Я шел к метро. Уже стемнело. Падал снег, и москвичи проносились мимо меня, легкие и деловитые. Изящная обувь блестела под фонарями, вделанными в ограду «Эрмитажа». На решетках разместили фотовыставку МВД «Из жизни полиции» или что-то в этом роде. На фотографиях полицейские занимались разными делами: дрались, стреляли, ездили наперегонки на мотоциклах, танцевали бальные танцы, участвовали в конкурсах красоты, целовали детей и просто улыбались. Всем своим видом они давали понять: «Мы такие же, как и вы, честное слово!».
Я смотрел на эти добродушные и безмятежные лица полицейских на фотографиях, и вспоминал такие же безмятежные и добродушные лица шаламовских однокурсников, вспоминал его каменные губы и глаза и думал, что, в общем, фотографии не лгут.

Павел Миронов

1 Пеллагра - заболевание, вызванное недостатком в организме никотиновой кислоты и витаминов группы В, характеризующееся поражением кожи, пищеварительного тракта и нервной системы.
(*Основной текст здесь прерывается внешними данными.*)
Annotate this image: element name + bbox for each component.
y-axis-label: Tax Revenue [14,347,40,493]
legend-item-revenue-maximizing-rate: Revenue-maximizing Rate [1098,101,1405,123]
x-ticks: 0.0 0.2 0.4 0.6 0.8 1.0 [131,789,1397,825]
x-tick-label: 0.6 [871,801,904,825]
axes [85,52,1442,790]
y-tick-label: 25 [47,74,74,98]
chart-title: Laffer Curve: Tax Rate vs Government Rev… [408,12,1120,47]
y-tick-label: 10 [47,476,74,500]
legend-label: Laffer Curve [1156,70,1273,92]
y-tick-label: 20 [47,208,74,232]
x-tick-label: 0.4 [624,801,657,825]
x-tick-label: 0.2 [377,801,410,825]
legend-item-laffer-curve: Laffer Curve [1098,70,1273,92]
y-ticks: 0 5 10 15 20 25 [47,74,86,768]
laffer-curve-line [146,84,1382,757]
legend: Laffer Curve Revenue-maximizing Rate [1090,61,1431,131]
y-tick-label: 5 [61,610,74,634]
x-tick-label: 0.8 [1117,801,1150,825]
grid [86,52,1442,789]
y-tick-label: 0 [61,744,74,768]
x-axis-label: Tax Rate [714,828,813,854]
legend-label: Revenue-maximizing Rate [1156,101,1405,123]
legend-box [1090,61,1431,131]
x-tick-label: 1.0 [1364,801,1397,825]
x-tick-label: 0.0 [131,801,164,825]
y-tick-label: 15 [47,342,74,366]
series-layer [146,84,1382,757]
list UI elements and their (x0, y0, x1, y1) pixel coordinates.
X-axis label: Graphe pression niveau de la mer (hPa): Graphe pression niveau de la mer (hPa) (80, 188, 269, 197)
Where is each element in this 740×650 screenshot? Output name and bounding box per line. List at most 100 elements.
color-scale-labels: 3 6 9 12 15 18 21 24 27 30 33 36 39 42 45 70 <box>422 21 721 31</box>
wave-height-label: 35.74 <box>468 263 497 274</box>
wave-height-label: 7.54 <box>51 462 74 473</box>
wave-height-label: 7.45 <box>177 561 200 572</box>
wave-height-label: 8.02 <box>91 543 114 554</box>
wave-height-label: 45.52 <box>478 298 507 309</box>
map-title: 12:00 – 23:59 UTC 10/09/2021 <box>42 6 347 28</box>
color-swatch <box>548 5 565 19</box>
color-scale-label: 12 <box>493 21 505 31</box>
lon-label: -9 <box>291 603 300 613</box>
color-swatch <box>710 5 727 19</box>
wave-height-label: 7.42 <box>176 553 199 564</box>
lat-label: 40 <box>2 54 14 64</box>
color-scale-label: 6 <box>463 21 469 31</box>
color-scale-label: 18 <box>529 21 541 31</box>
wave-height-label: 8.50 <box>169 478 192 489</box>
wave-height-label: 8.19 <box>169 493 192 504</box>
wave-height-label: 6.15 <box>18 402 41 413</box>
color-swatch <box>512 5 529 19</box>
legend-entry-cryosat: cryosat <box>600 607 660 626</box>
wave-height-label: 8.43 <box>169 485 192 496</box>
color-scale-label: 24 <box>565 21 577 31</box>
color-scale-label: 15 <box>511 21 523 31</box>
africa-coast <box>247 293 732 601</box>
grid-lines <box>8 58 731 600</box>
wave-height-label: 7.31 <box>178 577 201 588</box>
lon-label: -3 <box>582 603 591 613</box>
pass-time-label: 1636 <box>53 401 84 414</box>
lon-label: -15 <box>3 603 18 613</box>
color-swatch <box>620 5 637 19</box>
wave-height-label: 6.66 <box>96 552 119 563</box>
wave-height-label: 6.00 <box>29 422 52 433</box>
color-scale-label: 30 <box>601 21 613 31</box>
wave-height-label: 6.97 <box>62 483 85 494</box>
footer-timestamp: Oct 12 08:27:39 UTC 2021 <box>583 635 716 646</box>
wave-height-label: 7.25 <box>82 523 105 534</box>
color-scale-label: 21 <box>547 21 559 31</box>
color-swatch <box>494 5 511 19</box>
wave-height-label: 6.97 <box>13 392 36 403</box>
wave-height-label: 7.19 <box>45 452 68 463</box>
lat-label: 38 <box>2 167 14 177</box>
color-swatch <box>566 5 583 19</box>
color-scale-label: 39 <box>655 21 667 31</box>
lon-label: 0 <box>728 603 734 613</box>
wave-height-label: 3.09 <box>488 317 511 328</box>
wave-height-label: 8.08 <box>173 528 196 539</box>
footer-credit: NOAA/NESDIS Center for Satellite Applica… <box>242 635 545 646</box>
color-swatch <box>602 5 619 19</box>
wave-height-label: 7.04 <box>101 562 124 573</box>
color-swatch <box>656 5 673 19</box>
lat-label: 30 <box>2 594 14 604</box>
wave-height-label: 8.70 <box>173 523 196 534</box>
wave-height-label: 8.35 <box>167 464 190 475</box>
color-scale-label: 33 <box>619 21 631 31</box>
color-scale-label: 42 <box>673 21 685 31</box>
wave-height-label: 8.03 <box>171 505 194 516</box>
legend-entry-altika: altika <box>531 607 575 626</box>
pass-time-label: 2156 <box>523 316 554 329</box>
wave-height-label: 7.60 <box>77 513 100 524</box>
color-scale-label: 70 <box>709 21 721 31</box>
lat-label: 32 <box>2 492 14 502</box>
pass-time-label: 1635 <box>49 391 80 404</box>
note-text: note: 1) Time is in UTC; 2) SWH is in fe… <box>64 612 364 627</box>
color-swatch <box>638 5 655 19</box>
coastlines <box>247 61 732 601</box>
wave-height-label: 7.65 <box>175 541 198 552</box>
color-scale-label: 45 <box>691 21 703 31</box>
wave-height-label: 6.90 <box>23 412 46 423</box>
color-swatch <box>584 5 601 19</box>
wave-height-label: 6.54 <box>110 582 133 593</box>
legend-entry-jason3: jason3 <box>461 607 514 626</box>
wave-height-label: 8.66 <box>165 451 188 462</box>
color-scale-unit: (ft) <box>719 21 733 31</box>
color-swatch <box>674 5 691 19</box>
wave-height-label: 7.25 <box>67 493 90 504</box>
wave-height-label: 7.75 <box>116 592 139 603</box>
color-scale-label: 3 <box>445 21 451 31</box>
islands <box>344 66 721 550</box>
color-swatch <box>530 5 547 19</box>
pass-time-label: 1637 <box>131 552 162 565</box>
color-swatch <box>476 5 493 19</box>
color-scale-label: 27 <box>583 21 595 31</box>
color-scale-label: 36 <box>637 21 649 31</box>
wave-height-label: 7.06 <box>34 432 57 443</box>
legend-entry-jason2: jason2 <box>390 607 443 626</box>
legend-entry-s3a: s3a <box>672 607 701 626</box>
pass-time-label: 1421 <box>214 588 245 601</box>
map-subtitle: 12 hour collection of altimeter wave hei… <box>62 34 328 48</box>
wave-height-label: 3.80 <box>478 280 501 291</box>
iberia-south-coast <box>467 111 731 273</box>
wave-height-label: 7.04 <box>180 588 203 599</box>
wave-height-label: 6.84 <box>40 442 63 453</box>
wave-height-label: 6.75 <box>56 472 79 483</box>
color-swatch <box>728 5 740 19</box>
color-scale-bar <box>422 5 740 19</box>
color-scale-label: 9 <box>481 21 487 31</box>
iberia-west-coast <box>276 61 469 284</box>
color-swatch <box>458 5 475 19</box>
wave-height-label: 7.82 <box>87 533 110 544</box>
Примерно до 1942 г. в отчетной документации санитарного отдела ГУЛАГа о заболеваемости и актах о смерти лагерников старались избегать слова «дистрофия» в диагнозах. Традиционно использовали аббревиатуру РФИ (резкое физическое истощение), пеллагра (как некий общий синоним, хотя формально пеллагра - это авитаминоз, вызываемый голодом), сердечная недостаточность. Диагноз «истощение» как основная причина смертности заключенных использовался еще до начала Великой Отечественной войны по специальному приказанию Наседкина (начальник ГУЛАГ НКВД (1941-1947). - Примеч. «30 октября»), но, как правило, в совершенно секретном внутреннем документообороте, в общегражданскую регистрацию он не попадал.
Варлам Шаламов «Как все началось», 1964 г.: «Врачи боялись написать в диагнозах истинную причину смерти. Появились «полиавитаминозы», «пеллагра», «дизентерия», «РФИ» - почти «Загадка Н.Ф.И.», как у Андроникова. Здесь РФИ - «резкое физическое истощение», шаг к правде. Но такие диагнозы ставили только смелые врачи, не заключенные. Формула «алиментарная дистрофия» произнесена колымскими врачами много позже - уже после ленинградской блокады, во время войны, когда сочли возможным хоть и по-латыни, но назвать истинную причину смерти». - Примеч. «30 октября».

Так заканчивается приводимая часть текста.